Süt-bal-yumurta

H. Bader ARSLAN
H. Bader ARSLAN

Bu başlığı görünce bazıları bu yazının, Semih Kaplanoğlu’nun Yusuf Üçlemesi olarak bilinen “Yumurta”, “Süt” ve “Bal” filmleri ile ilgili olabileceğini düşünmüş olabilir. Öyle değil; Türkiye’de ortalama bir evin temel gıda maddelerinden olan bu üç ürünün fiyatlarına yönelik kısa bir analiz okuyacaksınız.

Üretime yönelik genel bilgiler ile başlayalım…

Ulusal Süt Konseyi verilerine göre Türkiye yıllık 20 milyon tonun üzerinde üretim ile Dünyanın en fazla süt üreten ülkeleri arasında 8. sırada yer alıyor. İnek başına verim sıralamasında ise 3158 kilogram ile 58. sıraya geriliyor. Listenin zirvesindeki ülkelerde verim Türkiye’nin üç katından fazla.

Türkiye, Dünya’da yapılan 1,9 milyon tonluk bal üretiminin yaklaşık 110 bin tonunu gerçekleştiriyor. Çin’den sonra en çok bal üreten ülkeyiz.

Her yıl Dünya genelinde 80 milyon tonun üzerinde tavuk yumurtası elde ediliyor. Bunun 1,2 milyon tonu Türkiye’de üretiliyor. Türkiye, Dünya’da en çok yumurta üretimi yapan 9., en çok ihracatını yapan 2. ülke.

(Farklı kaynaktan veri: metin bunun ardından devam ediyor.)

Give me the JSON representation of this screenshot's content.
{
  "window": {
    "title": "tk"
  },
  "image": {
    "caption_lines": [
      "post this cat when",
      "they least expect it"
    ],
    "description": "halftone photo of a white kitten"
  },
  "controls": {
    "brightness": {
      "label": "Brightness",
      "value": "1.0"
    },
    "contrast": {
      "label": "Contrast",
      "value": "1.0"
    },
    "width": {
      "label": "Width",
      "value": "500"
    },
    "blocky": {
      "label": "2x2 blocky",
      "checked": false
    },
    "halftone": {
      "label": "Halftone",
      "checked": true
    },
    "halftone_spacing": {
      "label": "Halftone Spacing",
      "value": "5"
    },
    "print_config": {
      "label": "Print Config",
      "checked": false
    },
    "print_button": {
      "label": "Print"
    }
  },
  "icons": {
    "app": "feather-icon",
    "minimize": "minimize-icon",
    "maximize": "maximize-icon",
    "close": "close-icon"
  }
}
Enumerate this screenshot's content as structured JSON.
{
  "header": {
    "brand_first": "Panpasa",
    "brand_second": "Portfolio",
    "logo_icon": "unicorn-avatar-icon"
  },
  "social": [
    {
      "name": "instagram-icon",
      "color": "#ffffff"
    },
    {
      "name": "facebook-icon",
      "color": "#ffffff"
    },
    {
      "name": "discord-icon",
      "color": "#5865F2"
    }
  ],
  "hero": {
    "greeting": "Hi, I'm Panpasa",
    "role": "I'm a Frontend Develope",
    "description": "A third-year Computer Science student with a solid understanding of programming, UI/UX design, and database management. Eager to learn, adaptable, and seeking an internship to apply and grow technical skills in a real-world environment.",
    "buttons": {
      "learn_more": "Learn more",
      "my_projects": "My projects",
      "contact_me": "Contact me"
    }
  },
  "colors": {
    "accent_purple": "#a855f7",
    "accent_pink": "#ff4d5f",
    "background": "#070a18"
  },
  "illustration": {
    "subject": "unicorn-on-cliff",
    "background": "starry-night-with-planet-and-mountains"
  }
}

Dolayısı ile bu ürünlerin tamamında hatırı sayılır üreticilerden biriyiz. Ancak son yıllarda enfl asyondaki artışa paralel olarak üç ürünün de fiyatlarında ciddi sıçrama yaşandı. Fiyatlardaki artış özellikle 2017 sonrasında hızlandı.

TÜİK verilerine göre tam 10 yıl önce bugünlerde,

1 litre süt 1,94 TL civarında iken bugüne kadar fiyatı yüzde 250 artarak 6,79 TL’ye çıktı.

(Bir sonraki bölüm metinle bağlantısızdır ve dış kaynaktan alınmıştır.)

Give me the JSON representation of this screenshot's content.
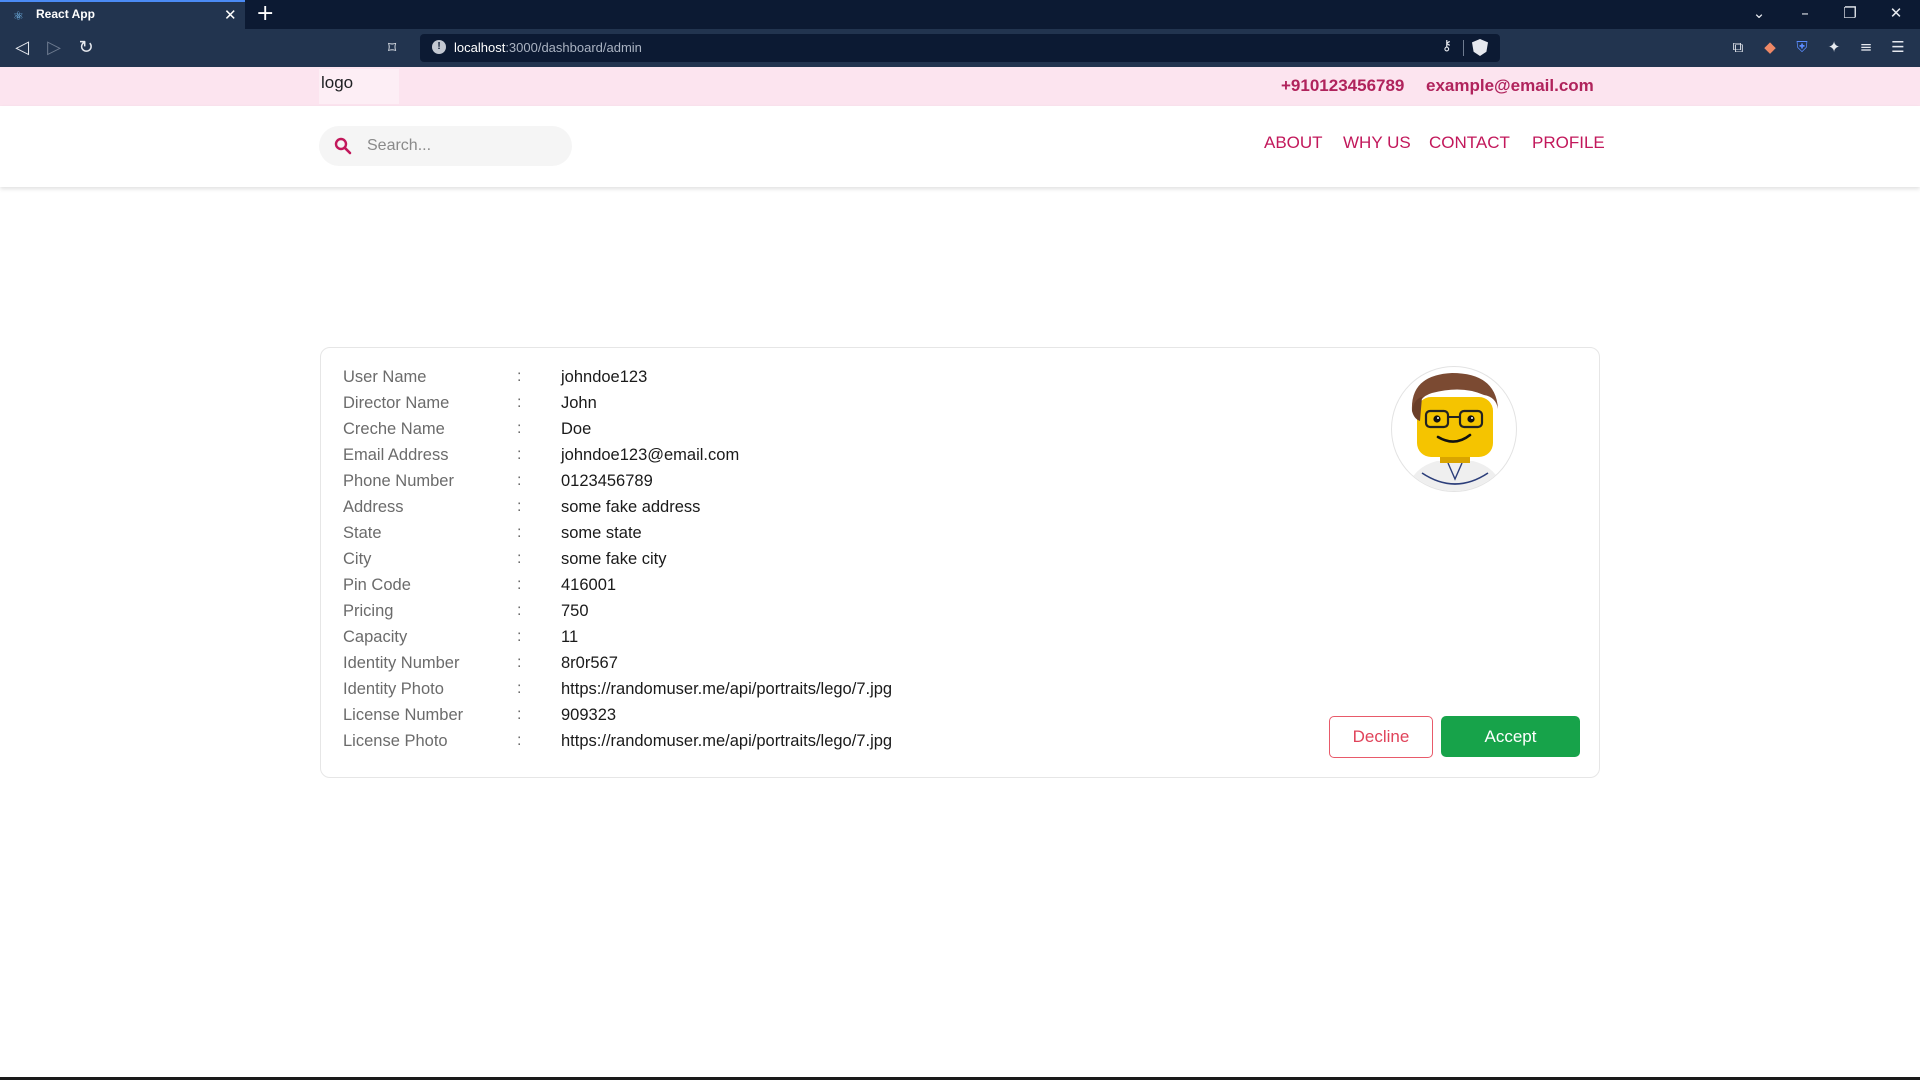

1 kilo bal 22 TL civarında iken, fiyatı yüzde 139 artışla 52,6 TL’ye çıktı.

1 adet yumurta 28 kuruş iken, fiyatı yüzde 263 artışla 1,02 TL’ye yükseldi.

Bu üç üründe de önde gelen üreticilerden biri olmamıza rağmen, Dünya’da bu ürünleri en pahalı tüketen ülkeler arasında yer alıyoruz.

Almanya, İngiltere ve ABD’de faaliyet gösteren bir ucuz-market zincirindeki en düşük fiyatlı ürünlerden (güncel kurla TL’ye çevrilmiş) ve Türkiye için TÜİK’ten derlenen verilere göre, süt, bal ve yumurtanın TL bazında en ucuz alınabildiği ülke İngiltere.

Türkiye kişi başına gelirde diğer üç ekonomiden daha geride olmasına ve üretimdeki büyük potansiyeline rağmen, ürünlerde herhangi bir fiyat avantajına sahip görünmüyor. Elbette sadece bu üç ürüne bakıp bir genelleme yapmak doğru değil. Bunun aksine çok sayıda örnek verilebileceği gibi, durumun daha kötü olduğu örneklerin sayısı da artırılabilir. Ancak temel gıda maddelerinin başında gelen bu ürünleri, bizden zengin ülkelere göre daha yüksek bedel ödeyerek almanın da tarım politikası, lojistik maliyetleri, küresel fiyat hareketleri, kurlarda devam eden yükseliş ve diğer faktörler çerçevesinde muhasebesinin yapılması gerekiyor.